2/2: Start-Up-Feeling und Kunstgalerie

Der Gemeinschaftsgedanke ist auch bei der Kanzlei KTR in Leipzig stark ausgeprägt. So sehr, dass die beiden Gründer Kilian Springer und Tim Schneidewind sogar ihre Schreibtische räumen und ihr Kanzleibüro Künstlern überlassen, die dort ihre Werke ausstellen. "Freitags und samstags wird unsere Kanzlei zur Galerie", erklärt Springer das Konzept. "Dann bespielen die Künstler unsere Räume." Die beiden Anwalts-Schreibtische fallen kaum auf, Akten lagern in abschließbaren Räumen außer Sichtweite. "So begegnen wir unseren Mandanten auf Augenhöhe.
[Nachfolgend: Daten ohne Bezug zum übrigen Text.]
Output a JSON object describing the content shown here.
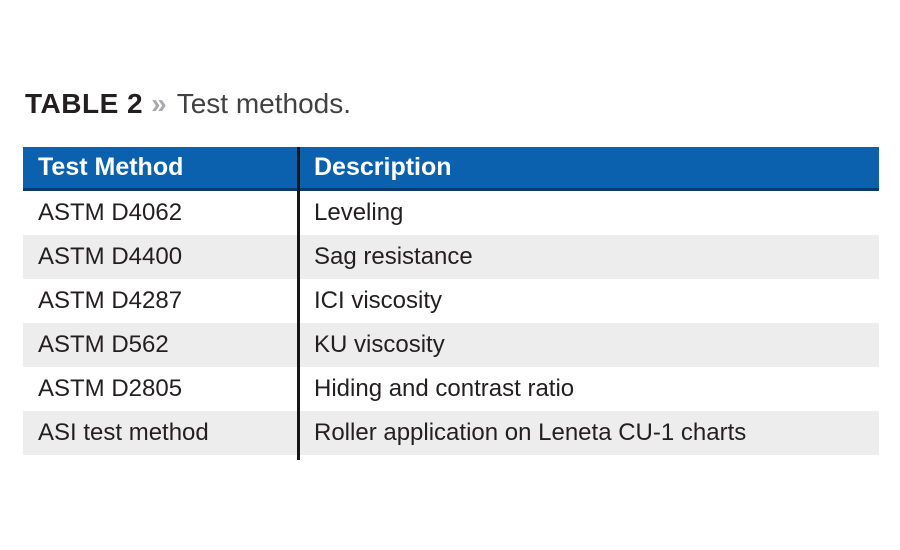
{
  "title": {
    "label": "TABLE 2",
    "separator": "»",
    "caption": "Test methods."
  },
  "table": {
    "accent_color": "#0b61ae",
    "header_border_color": "#0a3a6b",
    "alt_row_color": "#ededed",
    "divider_color": "#161616",
    "text_color": "#231f20",
    "columns": [
      "Test Method",
      "Description"
    ],
    "rows": [
      {
        "method": "ASTM D4062",
        "description": "Leveling"
      },
      {
        "method": "ASTM D4400",
        "description": "Sag resistance"
      },
      {
        "method": "ASTM D4287",
        "description": "ICI viscosity"
      },
      {
        "method": "ASTM D562",
        "description": "KU viscosity"
      },
      {
        "method": "ASTM D2805",
        "description": "Hiding and contrast ratio"
      },
      {
        "method": "ASI test method",
        "description": "Roller application on Leneta CU-1 charts"
      }
    ]
  }
}
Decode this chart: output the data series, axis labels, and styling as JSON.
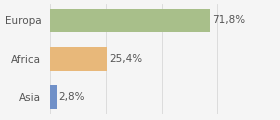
{
  "categories": [
    "Asia",
    "Africa",
    "Europa"
  ],
  "values": [
    2.8,
    25.4,
    71.8
  ],
  "labels": [
    "2,8%",
    "25,4%",
    "71,8%"
  ],
  "bar_colors": [
    "#7090c8",
    "#e8b87a",
    "#a8bf8a"
  ],
  "background_color": "#f5f5f5",
  "xlim": [
    0,
    88
  ],
  "bar_height": 0.62,
  "label_fontsize": 7.5,
  "tick_fontsize": 7.5
}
Wenn diese unsere Kanzlei betreten, stehen sie nicht vor einem Empfangstresen, sondern mitten im offenen Ausstellungs- und Büroraum."

Ein anwaltliches Start-Up, das war ihre Vision. Ein Industrieloft mit zwei Schreibtischen und einer Playstation, sonst nichts. Doch das kam ihnen zu kahl vor, also entstand die Idee von Bildern, von wechselnden Bildern, also von Ausstellungen - und schließlich der Galerie. Und da Springer in früheren Jahren in der Kulturszene unterwegs war, spezialisierte er sich auf Kunst- und Urheberrecht. Gründungskollege Schneidewind blieb seinem Bereich Arbeitsrecht treu und ist zusätzlich im Kunst- und Medienrecht aktiv.

"Die Bank hat zuerst abgewunken. Wer eine Kanzlei gründen möchte, hat normalerweise keine Chance auf einen Kredit", erinnert sich Springer an die Anfangsphase. "Unser Business-Plan war vollgestopft mit neuen Ideen zum Online- und Offline-Marketing als Vertriebsweg. Der Schwerpunkt liegt auf Social Media und der Kunstgalerie als zentraler Ort für unser Netzwerk." Darüber hinaus hatte die Spezialisierung auf das Kunstrecht die Kreditgeber überzeugt.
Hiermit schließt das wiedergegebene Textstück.